Antiques Roadshow guest discovers valuable 18th-century ship logbook with dark secrets
Leather-bound maritime journal from the Triton, a vessel of the East India Company, is valued around £2,000 and reveals a grim entry alongside detailed coastal scenes.

An Antiques Roadshow guest was left visibly shaken after learning the value and dark past of a long-lost book found in an attic. The BBC programme traveled to Stephen's House in Finchley for its latest episode, where a mother and son brought along a leather-bound 18th‑century logbook with a remarkable backstory. The manuscript had sat forgotten in the attic of the guest's late partner's home near London, was moved to North Devon when he retired, and was rediscovered only after his death last year.
Maritime expert Fuchsia Voremberg identified the item as an 18th‑century logbook from the Triton, a vessel that sailed under the East India Company. She described what logbooks record and why the period matters. 'A log book records, essentially, the weather, any particular instances that happen on the ship, and gives you a kind of general sense of the daily happenings of a ship of this nature,' she explained. 'At this point in time, towards the end of the 18th century, we're in what we now know as the Age of Revolution.' The pages recount life at sea as the Triton traversed the South Atlantic, the Indian Ocean and the China Sea, with recurring notes on sailors' hardships and the constant proximity of naval conflict. There is a reminder of the human cost of seamanship, and of the men who lived and died along those routes.

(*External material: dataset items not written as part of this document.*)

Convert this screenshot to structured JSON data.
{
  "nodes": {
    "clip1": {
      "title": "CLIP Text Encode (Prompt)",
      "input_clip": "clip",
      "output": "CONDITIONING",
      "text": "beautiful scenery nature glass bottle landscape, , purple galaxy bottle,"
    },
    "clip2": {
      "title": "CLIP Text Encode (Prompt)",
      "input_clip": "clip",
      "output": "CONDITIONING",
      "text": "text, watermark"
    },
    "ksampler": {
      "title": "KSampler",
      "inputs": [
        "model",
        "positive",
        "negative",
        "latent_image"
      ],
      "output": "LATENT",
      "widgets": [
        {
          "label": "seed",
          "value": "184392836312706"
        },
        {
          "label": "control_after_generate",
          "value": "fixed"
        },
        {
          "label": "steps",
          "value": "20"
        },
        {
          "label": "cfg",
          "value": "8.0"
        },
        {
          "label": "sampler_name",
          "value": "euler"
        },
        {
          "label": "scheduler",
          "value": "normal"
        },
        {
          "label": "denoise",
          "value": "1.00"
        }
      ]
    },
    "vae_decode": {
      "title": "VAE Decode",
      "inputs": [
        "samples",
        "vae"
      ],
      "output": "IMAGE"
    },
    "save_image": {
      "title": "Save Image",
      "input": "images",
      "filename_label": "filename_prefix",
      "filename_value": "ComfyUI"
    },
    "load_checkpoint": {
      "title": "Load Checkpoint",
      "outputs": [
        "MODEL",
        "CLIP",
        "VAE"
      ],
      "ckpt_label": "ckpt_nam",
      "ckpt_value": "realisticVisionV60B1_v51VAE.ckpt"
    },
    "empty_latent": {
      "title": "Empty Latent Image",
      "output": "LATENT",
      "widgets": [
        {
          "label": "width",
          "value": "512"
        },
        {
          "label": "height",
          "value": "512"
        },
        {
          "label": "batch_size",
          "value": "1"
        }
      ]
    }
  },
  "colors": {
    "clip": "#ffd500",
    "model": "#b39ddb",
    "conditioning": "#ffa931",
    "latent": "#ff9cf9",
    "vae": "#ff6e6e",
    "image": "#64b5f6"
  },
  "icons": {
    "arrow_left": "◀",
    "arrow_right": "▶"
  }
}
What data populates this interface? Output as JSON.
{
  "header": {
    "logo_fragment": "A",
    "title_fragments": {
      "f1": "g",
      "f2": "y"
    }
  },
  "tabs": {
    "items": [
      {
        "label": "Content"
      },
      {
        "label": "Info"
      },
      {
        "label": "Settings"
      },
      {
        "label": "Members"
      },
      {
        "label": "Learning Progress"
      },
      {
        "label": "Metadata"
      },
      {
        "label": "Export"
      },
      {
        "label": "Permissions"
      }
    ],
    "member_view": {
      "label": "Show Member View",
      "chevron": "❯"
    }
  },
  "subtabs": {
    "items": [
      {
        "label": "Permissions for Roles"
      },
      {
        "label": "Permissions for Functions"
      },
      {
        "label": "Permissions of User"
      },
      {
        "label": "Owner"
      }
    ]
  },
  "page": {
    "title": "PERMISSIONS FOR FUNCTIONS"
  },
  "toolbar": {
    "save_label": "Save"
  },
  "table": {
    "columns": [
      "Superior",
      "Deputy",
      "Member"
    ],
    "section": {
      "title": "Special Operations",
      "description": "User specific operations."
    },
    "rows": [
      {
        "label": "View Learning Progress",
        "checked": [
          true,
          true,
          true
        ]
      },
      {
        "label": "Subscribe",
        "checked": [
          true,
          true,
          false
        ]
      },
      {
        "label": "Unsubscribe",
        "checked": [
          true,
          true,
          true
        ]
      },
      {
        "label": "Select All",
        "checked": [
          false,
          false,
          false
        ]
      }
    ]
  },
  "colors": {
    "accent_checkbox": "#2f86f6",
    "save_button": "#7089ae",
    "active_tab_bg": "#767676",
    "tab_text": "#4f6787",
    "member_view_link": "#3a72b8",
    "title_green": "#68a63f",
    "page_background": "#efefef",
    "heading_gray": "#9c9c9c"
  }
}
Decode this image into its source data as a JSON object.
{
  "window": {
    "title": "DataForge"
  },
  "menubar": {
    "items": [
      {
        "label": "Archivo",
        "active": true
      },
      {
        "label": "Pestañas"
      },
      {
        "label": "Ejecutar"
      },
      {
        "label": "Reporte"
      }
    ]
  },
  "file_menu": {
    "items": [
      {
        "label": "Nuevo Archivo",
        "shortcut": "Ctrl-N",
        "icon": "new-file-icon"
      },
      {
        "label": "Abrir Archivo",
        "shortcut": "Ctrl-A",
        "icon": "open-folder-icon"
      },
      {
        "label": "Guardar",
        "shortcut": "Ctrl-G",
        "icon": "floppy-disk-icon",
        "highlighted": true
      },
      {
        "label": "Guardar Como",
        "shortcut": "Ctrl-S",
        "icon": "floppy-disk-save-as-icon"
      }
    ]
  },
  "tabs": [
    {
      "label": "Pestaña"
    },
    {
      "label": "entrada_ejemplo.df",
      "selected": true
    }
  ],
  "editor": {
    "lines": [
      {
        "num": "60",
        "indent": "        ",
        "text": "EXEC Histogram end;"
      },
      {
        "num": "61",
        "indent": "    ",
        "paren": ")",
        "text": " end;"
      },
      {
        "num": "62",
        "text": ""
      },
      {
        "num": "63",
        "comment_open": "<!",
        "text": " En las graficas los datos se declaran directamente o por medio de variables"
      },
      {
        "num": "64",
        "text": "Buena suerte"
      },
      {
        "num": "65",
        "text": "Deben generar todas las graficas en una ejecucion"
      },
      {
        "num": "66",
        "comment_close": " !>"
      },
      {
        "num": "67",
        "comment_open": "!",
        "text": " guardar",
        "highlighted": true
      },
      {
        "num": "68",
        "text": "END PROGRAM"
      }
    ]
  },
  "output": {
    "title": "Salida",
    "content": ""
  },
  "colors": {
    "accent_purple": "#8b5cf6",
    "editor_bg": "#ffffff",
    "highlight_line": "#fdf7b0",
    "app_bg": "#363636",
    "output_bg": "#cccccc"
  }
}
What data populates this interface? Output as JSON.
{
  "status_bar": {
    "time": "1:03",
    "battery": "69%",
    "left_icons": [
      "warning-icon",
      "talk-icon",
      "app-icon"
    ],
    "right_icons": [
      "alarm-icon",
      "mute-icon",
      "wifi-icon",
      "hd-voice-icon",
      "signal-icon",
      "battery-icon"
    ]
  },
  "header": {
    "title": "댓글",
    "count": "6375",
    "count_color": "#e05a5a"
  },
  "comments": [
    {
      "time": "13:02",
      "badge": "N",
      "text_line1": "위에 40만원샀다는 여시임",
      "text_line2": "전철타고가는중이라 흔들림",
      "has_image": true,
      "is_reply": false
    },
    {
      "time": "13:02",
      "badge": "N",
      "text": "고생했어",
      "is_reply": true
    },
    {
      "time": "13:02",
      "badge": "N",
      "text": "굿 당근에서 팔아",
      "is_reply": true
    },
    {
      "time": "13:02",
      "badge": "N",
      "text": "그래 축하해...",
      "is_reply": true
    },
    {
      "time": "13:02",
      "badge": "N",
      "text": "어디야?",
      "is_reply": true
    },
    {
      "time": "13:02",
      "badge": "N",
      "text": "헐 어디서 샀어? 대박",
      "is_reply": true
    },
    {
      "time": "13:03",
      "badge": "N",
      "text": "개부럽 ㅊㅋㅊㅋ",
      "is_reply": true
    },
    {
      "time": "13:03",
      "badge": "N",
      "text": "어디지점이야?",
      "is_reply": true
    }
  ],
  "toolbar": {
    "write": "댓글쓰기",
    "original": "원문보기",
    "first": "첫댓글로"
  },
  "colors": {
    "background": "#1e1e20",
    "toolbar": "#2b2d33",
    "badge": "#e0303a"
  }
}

Delving into the journal's contents, Voremberg read aloud a 1793 entry describing a sailor named Samuel Adams punished for 'drunkenness and making a disturbance on the orlop deck.' The book also contains a much darker moment, noted in the pages as a man who 'committed his body to the deep and performed divine service.' The combination of routine records and grim episodes offers a window into a voyage that could be dangerous and unpredictable. The final sections feature delicate coastal views, including Prince of Wales Island, which is today Penang in Malaysia, with Fort Cornwallis and ships sketched along the shore, a reminder that art and record-keeping could coexist on a voyage that was as perilous as it was historic. The expert suggested the journal was likely written on board, using a quill as seas and storms buffeted the ship, an illustration of the craft and endurance of sailors and scribes alike.
'If this were to come up at auction, I would expect it to fetch a price in the region of £2,000,' Voremberg said, underscoring that the logbook is not merely an heirloom but a collectible with a clear market. The guests listened in silence and then gasped as the figure sank in; the elderly partner's memory and their own sentiment collided with commercial value. 'My late partner would have liked it to go somewhere where people would see it,' the guest reflected, a remark the expert called a really nice idea. The exchange underscored how a personal keepsake can cross over into public, educational value when placed in the right venue. Antiques Roadshow is available to watch on BBC One and to stream on iPlayer.